Learning Big Data on Spark for the Optimal IDW-Based Spatiotemporal Interpolation

Document Type

Conference Proceeding

Publication Date


Publication Title

Proceedings of the Association of American Geographers Annual Meeting


To better assess the relationships between environmental exposures and health outcomes, an appropriate spatiotemporal interpolation is critical. Usually, air pollution data is collected at a limited number of monitoring locations and with a non-continuous manner. Traditional spatiotemporal methods treat space and time separately when interpolating the pollution data in the continuous space-time domain. Such interpolation results may be far away from the satisfaction. Li et al. (2004) proposed the extension approach to incorporate spatial and temporal dimensions simultaneously by treating time as another dimension in space. Unfortunately, modern work on spatiotemporal interpolation utilized simplistic methods to scale the range of the time dimension. Besides, due to the large data sets, experiments are usually very expensive in running time.

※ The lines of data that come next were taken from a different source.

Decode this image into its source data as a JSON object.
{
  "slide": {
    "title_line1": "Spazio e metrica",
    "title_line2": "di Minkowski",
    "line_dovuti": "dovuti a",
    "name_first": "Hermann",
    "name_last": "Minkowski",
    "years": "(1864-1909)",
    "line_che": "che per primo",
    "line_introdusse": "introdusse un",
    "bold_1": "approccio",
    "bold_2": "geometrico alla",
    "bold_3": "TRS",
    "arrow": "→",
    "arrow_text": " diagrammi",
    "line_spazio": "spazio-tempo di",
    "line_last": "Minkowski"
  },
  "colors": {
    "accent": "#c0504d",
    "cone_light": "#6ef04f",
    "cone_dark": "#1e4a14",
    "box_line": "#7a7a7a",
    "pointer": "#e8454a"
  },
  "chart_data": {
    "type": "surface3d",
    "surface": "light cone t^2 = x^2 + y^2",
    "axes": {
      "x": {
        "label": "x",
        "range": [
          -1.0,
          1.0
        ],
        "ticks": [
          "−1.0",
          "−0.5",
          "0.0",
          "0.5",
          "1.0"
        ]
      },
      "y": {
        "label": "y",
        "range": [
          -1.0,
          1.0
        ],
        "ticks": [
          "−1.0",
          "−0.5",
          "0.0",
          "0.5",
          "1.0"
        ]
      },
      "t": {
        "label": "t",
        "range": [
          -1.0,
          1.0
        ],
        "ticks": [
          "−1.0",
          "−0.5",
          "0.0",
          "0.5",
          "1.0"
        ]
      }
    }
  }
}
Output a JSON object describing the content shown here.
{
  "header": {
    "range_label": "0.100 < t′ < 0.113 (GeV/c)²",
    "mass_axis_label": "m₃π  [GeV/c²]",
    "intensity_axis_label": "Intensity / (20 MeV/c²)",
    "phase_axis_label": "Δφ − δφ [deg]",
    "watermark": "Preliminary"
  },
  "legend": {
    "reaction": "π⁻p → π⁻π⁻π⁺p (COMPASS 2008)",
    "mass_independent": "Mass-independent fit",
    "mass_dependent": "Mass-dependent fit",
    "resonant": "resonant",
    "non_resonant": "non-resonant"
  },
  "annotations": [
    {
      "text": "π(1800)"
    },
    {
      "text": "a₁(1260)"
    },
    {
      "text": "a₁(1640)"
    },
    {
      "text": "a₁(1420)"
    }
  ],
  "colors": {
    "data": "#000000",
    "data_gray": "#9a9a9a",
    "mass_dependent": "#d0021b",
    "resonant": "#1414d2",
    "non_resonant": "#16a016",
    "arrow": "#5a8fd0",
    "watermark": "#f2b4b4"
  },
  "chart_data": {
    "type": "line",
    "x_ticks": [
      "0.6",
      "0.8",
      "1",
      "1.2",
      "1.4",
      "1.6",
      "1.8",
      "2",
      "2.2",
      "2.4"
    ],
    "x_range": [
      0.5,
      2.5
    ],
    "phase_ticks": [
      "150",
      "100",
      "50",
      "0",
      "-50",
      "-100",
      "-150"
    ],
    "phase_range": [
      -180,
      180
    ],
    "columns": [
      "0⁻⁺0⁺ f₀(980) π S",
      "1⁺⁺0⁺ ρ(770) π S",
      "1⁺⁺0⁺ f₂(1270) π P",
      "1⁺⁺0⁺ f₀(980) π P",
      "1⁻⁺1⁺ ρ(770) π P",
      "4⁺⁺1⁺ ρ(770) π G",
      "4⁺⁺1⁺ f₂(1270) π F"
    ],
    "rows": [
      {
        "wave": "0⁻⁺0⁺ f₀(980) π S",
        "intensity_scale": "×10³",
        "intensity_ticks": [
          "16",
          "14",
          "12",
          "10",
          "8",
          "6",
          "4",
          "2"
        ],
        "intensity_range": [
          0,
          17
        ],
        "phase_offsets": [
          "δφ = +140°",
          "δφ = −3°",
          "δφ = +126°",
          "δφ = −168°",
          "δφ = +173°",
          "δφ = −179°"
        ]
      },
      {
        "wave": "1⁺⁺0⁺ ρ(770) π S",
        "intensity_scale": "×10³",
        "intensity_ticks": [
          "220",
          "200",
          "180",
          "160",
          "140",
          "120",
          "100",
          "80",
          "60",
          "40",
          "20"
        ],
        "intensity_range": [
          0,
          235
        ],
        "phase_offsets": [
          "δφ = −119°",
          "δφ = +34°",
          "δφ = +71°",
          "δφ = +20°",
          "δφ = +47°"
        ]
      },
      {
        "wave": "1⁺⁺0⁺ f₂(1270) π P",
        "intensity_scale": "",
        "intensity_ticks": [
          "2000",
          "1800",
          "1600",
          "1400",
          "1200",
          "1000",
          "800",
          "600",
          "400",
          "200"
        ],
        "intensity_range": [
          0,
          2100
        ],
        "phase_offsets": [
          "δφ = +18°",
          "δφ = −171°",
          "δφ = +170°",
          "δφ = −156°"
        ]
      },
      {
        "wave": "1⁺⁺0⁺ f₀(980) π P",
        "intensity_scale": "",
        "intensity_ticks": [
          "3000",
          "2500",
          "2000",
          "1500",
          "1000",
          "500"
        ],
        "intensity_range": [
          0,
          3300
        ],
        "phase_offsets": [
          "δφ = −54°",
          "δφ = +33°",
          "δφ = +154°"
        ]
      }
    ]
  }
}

Based on a recent work by Li et al. (2014), we develop an IDW (Inverse Distance Weighting)-based spatiotemporal interpolation, employ the efficient k-d tree structure to store data, combine the extension approach with machine learning methods, such as k-fold cross validation and bootstrap aggregating, to learn optimal parameters. Furthermore, we implement our method on Apache Spark, which is a lightning-fast cluster computing framework and represents the avant-garde of big data processing tools. Our experimental results demonstrate the computational power and improved performance of our method, which significantly outperforms the previous work in terms of speed and accuracy.